SOUTH KOREA’S Doosan Heavy Industries & Construction Company has won a contract to supply three boilers and three steam turbines for the Yanbu 2 oil-fired power plant in Saudi Arabia. Doosan said that the contract was worth $282 million and had been awarded by South Korea’s Hanwha Engineering & Construction Company.
Doosan Heavy Industries & Construction said that it will supply the equipment in 2013.
The 850-MW Yanbu 2 plant is being built at the Yanbu Industrial Complex on the Red Sea coast about 300 kilometres to the north of Jeddah. Hanwha E&C was awarded the $1.05-billion engineering, procurement and construction contract in April 2011 by the Power & Water Utility Company for Jubail and Yanbu ( Marafiq).
Marafiq was formed in 2000 to act as an integrated utility serving the Jubail and Yanbu industrial cities. It is owned by the state-controlled energy company Saudi Aramco, Saudi Basic Industries Corporation, the Royal Commission for Jubail and Yanbu, and the Public Investment Fund. The Yanbu 2 project is a follow on for both Hanwha and Doosan. In 2009, Marafiq awarded Hanwha E&C the $720-million EPC contract for a 500-MW project comprising two 250-MW steam turbines, which were also supplied by Doosan.

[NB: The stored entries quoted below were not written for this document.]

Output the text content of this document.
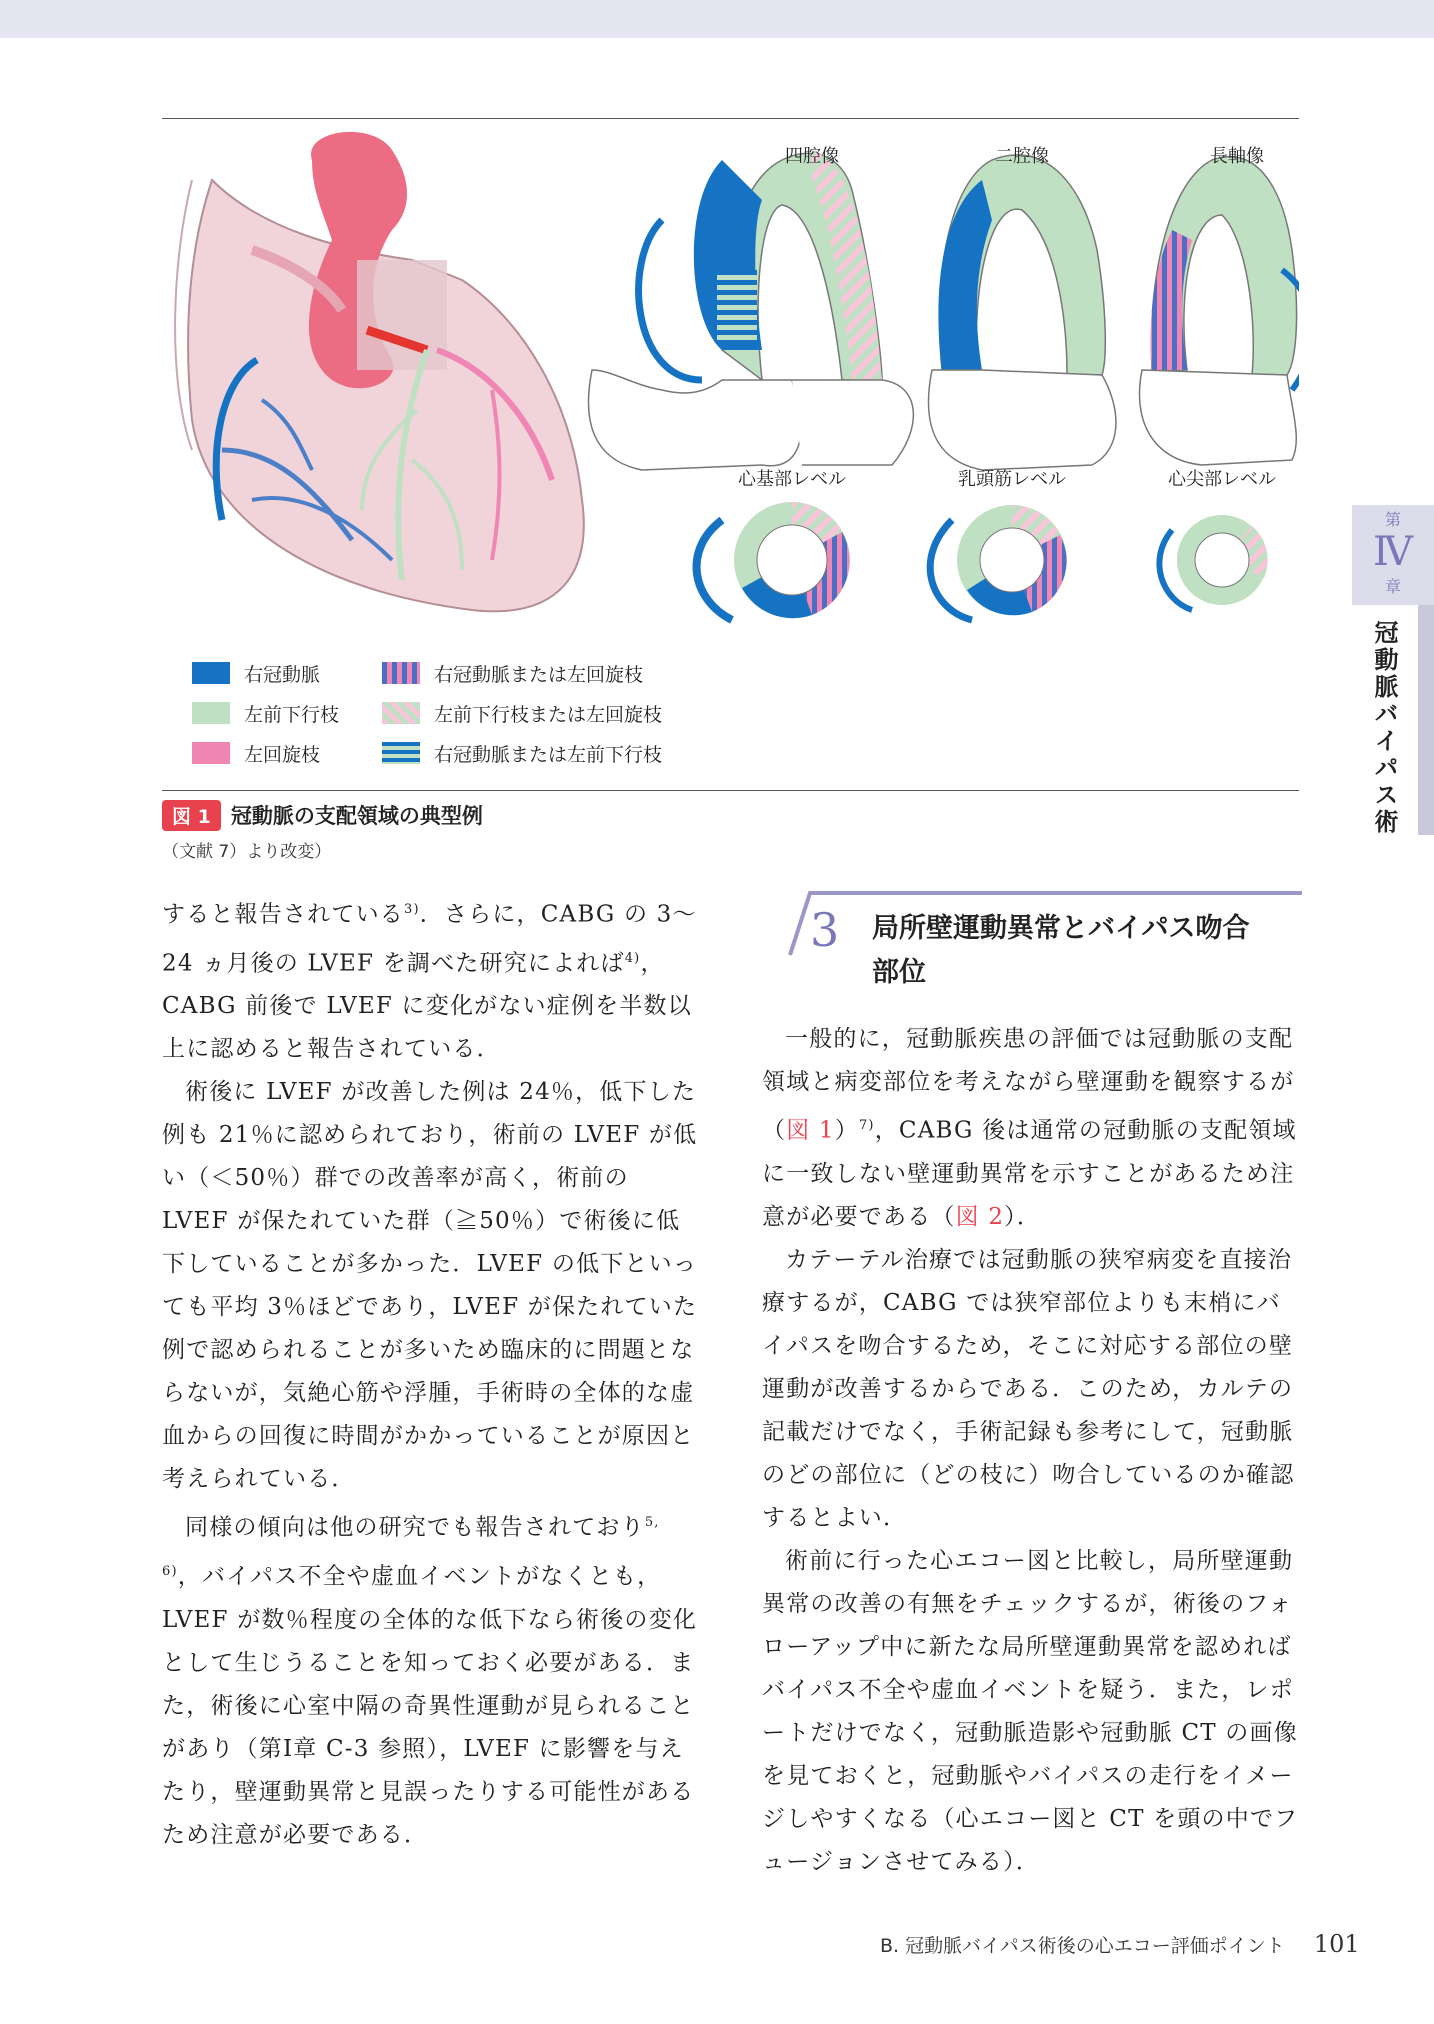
四腔像	二腔像	長軸像
心基部レベル	乳頭筋レベル	心尖部レベル
右冠動脈
左前下行枝
左回旋枝
右冠動脈または左回旋枝
左前下行枝または左回旋枝
右冠動脈または左前下行枝
図 1 冠動脈の支配領域の典型例
（文献 7）より改変）

すると報告されている$^{3)}$．さらに，CABG の 3～24 ヵ月後の LVEF を調べた研究によれば$^{4)}$，CABG 前後で LVEF に変化がない症例を半数以上に認めると報告されている．

術後に LVEF が改善した例は 24％，低下した例も 21％に認められており，術前の LVEF が低い（＜50％）群での改善率が高く，術前の LVEF が保たれていた群（≧50％）で術後に低下していることが多かった．LVEF の低下といっても平均 3％ほどであり，LVEF が保たれていた例で認められることが多いため臨床的に問題とならないが，気絶心筋や浮腫，手術時の全体的な虚血からの回復に時間がかかっていることが原因と考えられている．

同様の傾向は他の研究でも報告されており$^{5, 6)}$，バイパス不全や虚血イベントがなくとも，LVEF が数％程度の全体的な低下なら術後の変化として生じうることを知っておく必要がある．また，術後に心室中隔の奇異性運動が見られることがあり（第Ⅰ章 C-3 参照），LVEF に影響を与えたり，壁運動異常と見誤ったりする可能性があるため注意が必要である．

3 局所壁運動異常とバイパス吻合
部位

一般的に，冠動脈疾患の評価では冠動脈の支配領域と病変部位を考えながら壁運動を観察するが（図 1）$^{7)}$，CABG 後は通常の冠動脈の支配領域に一致しない壁運動異常を示すことがあるため注意が必要である（図 2）．

カテーテル治療では冠動脈の狭窄病変を直接治療するが，CABG では狭窄部位よりも末梢にバイパスを吻合するため，そこに対応する部位の壁運動が改善するからである．このため，カルテの記載だけでなく，手術記録も参考にして，冠動脈のどの部位に（どの枝に）吻合しているのか確認するとよい．

術前に行った心エコー図と比較し，局所壁運動異常の改善の有無をチェックするが，術後のフォローアップ中に新たな局所壁運動異常を認めればバイパス不全や虚血イベントを疑う．また，レポートだけでなく，冠動脈造影や冠動脈 CT の画像を見ておくと，冠動脈やバイパスの走行をイメージしやすくなる（心エコー図と CT を頭の中でフュージョンさせてみる）．

第
Ⅳ
章
冠動脈バイパス術
B. 冠動脈バイパス術後の心エコー評価ポイント 101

Doosan has established a dominance in Saudi Arabia – the region’s largest desalination market – winning contracts to build desalination capacity amounting to a total of nearly 3 million cubic metres a day (mcmd). The foundation of its success has been the MSF units that supplied a string of large power and water plants procured by the Saline Water Conversion Corporation (SWCC) since 1993.
It has already started transportation of the first MSF unit for the Ras Al Khair project, the world’s largest desalination plant, from the company’s production facility in Changwon, Korea.
But despite its success the company now has big plans to pursue MED (multiple effect distillation) – which offers lower energy demands and easier operating requirements – for future projects.
Doosan’s Europe, Middle East and North Africa managing director Hyun- Sang Ahn admits the company was surprised MED had not yet taken off as the technology of choice in Saudi Arabia.
“Before Ras Al-Khair, even we thought that MED would be more competitive,” he says.
One reason for the lack of development on MED in Saudi Arabia is the conservative approach of offtaker SWCC. On the most recent large desalination tender to come to the market – the 550,000 cu m per day Yanbu 3 project on the Red Sea coast – SWCC required MED bidders to use titanium for all internal pipes on their design. This requirement – seen as unnecessary by some experts – made MED uncompetitive on capital cost.
Doosan is one of two MSF bidders waiting for a decision on Yanbu 3. It was heavily undercut by Fisia Italimpianti on a quote for the plant in July, but a final decision from client SWCC has proved elusive.
MED also faces technical challenges in the kingdom. Ahn says that MED had been held back from dominating the thermal desal market because the need to use more units to reach the same capacity made it harder to fit into the geographically restricted areas available for many new desalination developments. 2011 had marked the start of operations at the experimental 15MIGD (68,190 cu m per day) single-unit MED plant in Yanbu, the contract for which was awarded earlier.